Now imagine another government servant, say the Chief of the Army Staff, one day does exactly the same thing that the UDC did, except that he calls his figment as PCO instead of CCO. One would imagine exactly the same sequence of events to repeat themselves. People considering this to be a lunatic expression and the government not even bothered to issue a clarification. The civil society does not take to the streets and the constitutional experts do not hold seminars to debate how this illegal lacunae may be resolved. The parliament would not hold a special session to undo the PCO or to restore the judges, for the judges would keep going to their offices as normal. The state institutions, police bureaucracy, ministries, and executives of all kinds would ensure that nothing hinders the judges from performing their routine activities. However the Army being a responsible, law abiding, and disciplined force, would not leave this matter to the local SHO, and instead will decide to take the necessary disciplinary action against this gentleman. After all he violated the precious Army Act by indulging in politics and saying things against the constitution. This is how it would happen in any half civilized country, and this is how it should have happened in Pakistan.

Pakistan does need to explore unique methodologies to undo what was completely illegal and irrelevant to start with. The proclamations of November 3, 2007 were the brainchild of a government servant whose oath and job function debarred him from saying or doing any such thing. We do not have to wait for the arrival of the new parliament to make a grand decision to restore the judiciary. The judiciary was never unseated, for the Army Chief has simply no authority to do so. There is neither a court order nor a decision from the parliament required to restore the judges. All that is needed is that the state institutions enable and ensure that all judges can go back to their jobs as they stood on November 3, 2007. In a situation of a blatant conflict between the delusional desires of an individual and the dictates of the constitution of Pakistan, it should not be a complex assignment for the state institutions to decide which option to take. Acting in accordance with the dictates of their conscience and constitution, they should immediately facilitate all judges to resume their responsibilities from where they left on November 3, 2007. Any state institution not doing so is itself guilty of violating the constitution.

Perhaps the matters that the new parliament may look into are why the state institutions including members of their own clan were in such a hurry to rubber stamp such illegal arrangements.

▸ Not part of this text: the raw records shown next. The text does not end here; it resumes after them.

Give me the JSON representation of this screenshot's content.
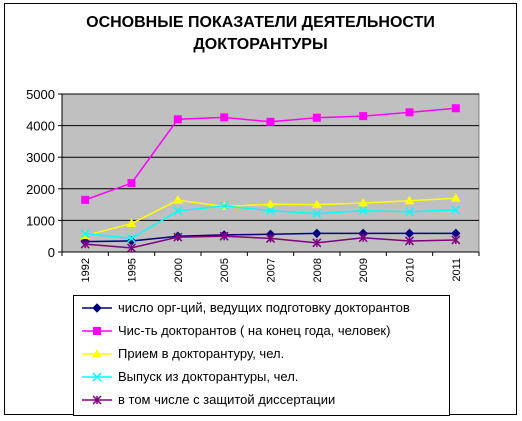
{
  "chart_data": {
    "type": "line",
    "title_lines": [
      "ОСНОВНЫЕ ПОКАЗАТЕЛИ ДЕЯТЕЛЬНОСТИ",
      "ДОКТОРАНТУРЫ"
    ],
    "categories": [
      "1992",
      "1995",
      "2000",
      "2005",
      "2007",
      "2008",
      "2009",
      "2010",
      "2011"
    ],
    "ylim": [
      0,
      5000
    ],
    "yticks": [
      0,
      1000,
      2000,
      3000,
      4000,
      5000
    ],
    "ytick_labels": [
      "0",
      "1000",
      "2000",
      "3000",
      "4000",
      "5000"
    ],
    "grid": "horizontal",
    "plot_background": "#c0c0c0",
    "legend_position": "bottom",
    "series": [
      {
        "name": "число орг-ций, ведущих подготовку докторантов",
        "color": "#000080",
        "marker": "diamond",
        "values": [
          330,
          350,
          500,
          540,
          560,
          590,
          590,
          590,
          590
        ]
      },
      {
        "name": "Чис-ть докторантов ( на конец года, человек)",
        "color": "#ff00ff",
        "marker": "square",
        "values": [
          1650,
          2180,
          4200,
          4260,
          4120,
          4250,
          4300,
          4420,
          4550
        ]
      },
      {
        "name": "Прием в докторантуру, чел.",
        "color": "#ffff00",
        "marker": "triangle",
        "values": [
          520,
          900,
          1640,
          1440,
          1510,
          1500,
          1550,
          1620,
          1700
        ]
      },
      {
        "name": "Выпуск из докторантуры, чел.",
        "color": "#00ffff",
        "marker": "x",
        "values": [
          580,
          430,
          1300,
          1460,
          1310,
          1210,
          1310,
          1270,
          1330
        ]
      },
      {
        "name": "в том числе с защитой диссертации",
        "color": "#800080",
        "marker": "star",
        "values": [
          250,
          130,
          470,
          500,
          430,
          290,
          450,
          350,
          380
        ]
      }
    ]
  }
}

Why did the government functionaries (except for the sixty honourable judges) not refuse to obey the blatantly illegal orders of the Army Chief. Perhaps the Army also needs to implement its own accountability process for those who violated the Army Act (besides the constitution of Pakistan). By bringing the violators to justice, we may forever be able to get rid of our seven yearly PCO itch. Alternately we should start tightening our seat belts and brace up for a yet another déjà vu in not too distant future.